Ninguém, vírgula, me alertou o responsável por me apresentar ao grupo Extinção Voluntária da Humanidade (Voluntary Human Extinction Movement, na sigla em inglês), uma comunidade de mais ou menos 6 mil integrantes engajados em campanhas com slogans do tipo “Obrigado por não se reproduzir” (Malthus, que previu a catástrofe humana em caso de aumento populacional em proporção geométrica, deve sorrir orgulhoso, esteja onde estiver).

O debate sobre “childfree” é mais complexo do que parece. Como pai de uma criança de quatro anos, não me lembro de ter em algum momento dito a alguém que ter filhos é parte de um plano romantizado da vida que inclui a plenitude, a felicidade em estado bruto e a satisfação garantida. Se alguém está em busca de plenitude, felicidade e satisfação garantida é melhor comprar uma TV de 50 polegadas com acesso a internet. Sai mais barato, vale dizer.

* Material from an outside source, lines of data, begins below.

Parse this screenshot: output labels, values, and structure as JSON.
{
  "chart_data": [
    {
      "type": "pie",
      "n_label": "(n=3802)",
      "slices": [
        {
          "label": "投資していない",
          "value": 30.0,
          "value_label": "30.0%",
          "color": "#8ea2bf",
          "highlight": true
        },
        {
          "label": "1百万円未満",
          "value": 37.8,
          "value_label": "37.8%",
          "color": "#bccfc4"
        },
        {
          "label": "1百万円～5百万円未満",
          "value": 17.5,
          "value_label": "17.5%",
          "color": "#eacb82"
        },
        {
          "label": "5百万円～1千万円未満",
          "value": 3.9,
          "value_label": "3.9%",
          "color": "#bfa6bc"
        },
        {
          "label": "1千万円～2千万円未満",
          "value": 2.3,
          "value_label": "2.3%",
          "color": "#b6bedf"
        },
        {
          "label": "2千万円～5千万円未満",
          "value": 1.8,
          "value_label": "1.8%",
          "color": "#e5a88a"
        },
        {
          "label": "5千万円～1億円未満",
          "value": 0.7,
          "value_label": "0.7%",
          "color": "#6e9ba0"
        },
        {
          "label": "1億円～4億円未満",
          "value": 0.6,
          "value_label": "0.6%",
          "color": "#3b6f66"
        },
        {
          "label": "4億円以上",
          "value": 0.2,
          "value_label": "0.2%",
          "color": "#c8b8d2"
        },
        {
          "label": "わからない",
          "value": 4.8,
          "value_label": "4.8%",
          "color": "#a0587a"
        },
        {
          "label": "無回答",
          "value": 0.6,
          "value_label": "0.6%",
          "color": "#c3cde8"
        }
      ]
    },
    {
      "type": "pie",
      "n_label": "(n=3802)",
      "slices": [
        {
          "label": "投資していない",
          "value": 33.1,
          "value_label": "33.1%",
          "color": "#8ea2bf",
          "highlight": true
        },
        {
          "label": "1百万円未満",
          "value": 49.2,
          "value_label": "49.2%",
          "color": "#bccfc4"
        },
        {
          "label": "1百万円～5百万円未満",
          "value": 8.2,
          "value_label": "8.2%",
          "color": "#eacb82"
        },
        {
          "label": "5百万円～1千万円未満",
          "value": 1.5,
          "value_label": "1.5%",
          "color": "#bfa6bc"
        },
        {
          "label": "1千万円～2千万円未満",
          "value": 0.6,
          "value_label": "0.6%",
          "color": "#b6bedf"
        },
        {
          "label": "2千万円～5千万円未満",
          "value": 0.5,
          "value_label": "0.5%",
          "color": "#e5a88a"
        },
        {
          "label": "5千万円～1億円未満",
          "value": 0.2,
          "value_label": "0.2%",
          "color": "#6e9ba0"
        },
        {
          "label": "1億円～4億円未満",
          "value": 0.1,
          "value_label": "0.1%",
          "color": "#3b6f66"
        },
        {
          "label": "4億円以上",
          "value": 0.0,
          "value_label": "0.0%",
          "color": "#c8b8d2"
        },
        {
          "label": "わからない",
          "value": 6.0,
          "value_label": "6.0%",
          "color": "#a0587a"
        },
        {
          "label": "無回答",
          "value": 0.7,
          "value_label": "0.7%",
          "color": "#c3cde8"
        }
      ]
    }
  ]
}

A escolha por não ter filhos é perfeitamente compreensível no contexto contemporâneo, de divisão de tarefas domésticas ainda distorcidas e investimentos em outros planos fora da vida familiar, sobretudo profissionais. As relações afetivas, inclusive, podem ser mais interessantes quando não preveem apenas a reprodução da espécie ou a satisfação de uma demanda religiosa ou social.

Mas daí a ouvir que meu filho, os filhos dos meus primos ou os filhos dos vizinhos não são bem-vindos em determinados espaços vai uma distância imensa. Não falo de casas noturnas, agências bancárias ou vidraçarias; falo de restaurantes, supermercados, ônibus intermunicipais e hall de hotéis, onde caminhar com crianças, estes seres sem idade suficiente para incorporar a etiqueta de um mundo que não quer ser incomodado, equivale a andar de mãos dadas com extraterrestres.

Mas os olhares a gente encara e passa em frente – um pouco envergonhado pela manha recorrente, às vezes acompanhada de choro e esperneio quando não compramos algo nos pedem, mas o jogo segue. O problema é quando a segregação vira demanda por um suposto direito.

Em seu blog “Para Beatriz”, referência para quem tem filhos e vive tropeçando em dúvidas e questionamentos, Isabela Kanupp relata sua incursão em comunidades do tipo “childfree” do Brasil nas quais predominam discursos ofensivos não só contra crianças (chamadas, não poucas vezes, de “catarrentas” e coisa assim) como também às mães, numa sobreposição de conceitos confusos entre a liberdade ambicionada, a desinformação e o reforço de estigmas.

Segundo a autora, ser “childfree” não deveria ter relação com o ódio a crianças, mas sim com não querer ser mãe – o que, reforço, é perfeitamente compreensível num mundo de violências e assimetrias tão latentes como o nosso.

O que não parece compreensível é discurso de segregação de espaço, como se já não tivéssemos muros e restrições suficientes em cidades fundadas na ideia de que apenas alguns têm o direito à circulação, o que equivale a ter direito a ser gente (crianças, pasmem, são gente, e o fato de não gostar delas não dá o direito de não conviver com elas nos pontos de contato dessas cidades). Uma coisa é não querer ter filhos; outra, não querer conviver com os filhos dos outros (e com os outros, consequentemente).

Não consigo imaginar medidas de restrição de convívio, mesmo em espaços privados, como uma ideia de liberdade. Visualizo apenas uma medida autoritária, típica da descrição do meu amigo sobre nossa incapacidade à cooperação social.

Quanto aos argumentos sobre o impacto ambiental de uma nova pessoa na nave-mãe (essa que queremos deixar um pouco mais humana, menos cínica e intolerante, para as próximas gerações de organismos vivos), fico com a definição de outro amigo ao saber que uma multidão anda por aí discutindo a extinção voluntária da humanidade, a construção de um mundo feito por adultos só para adultos ou desmascarando o conceito de Terra redonda: não importa o quão estranha é a sua ideia, a internet mostra que você não é o único a acreditar nela.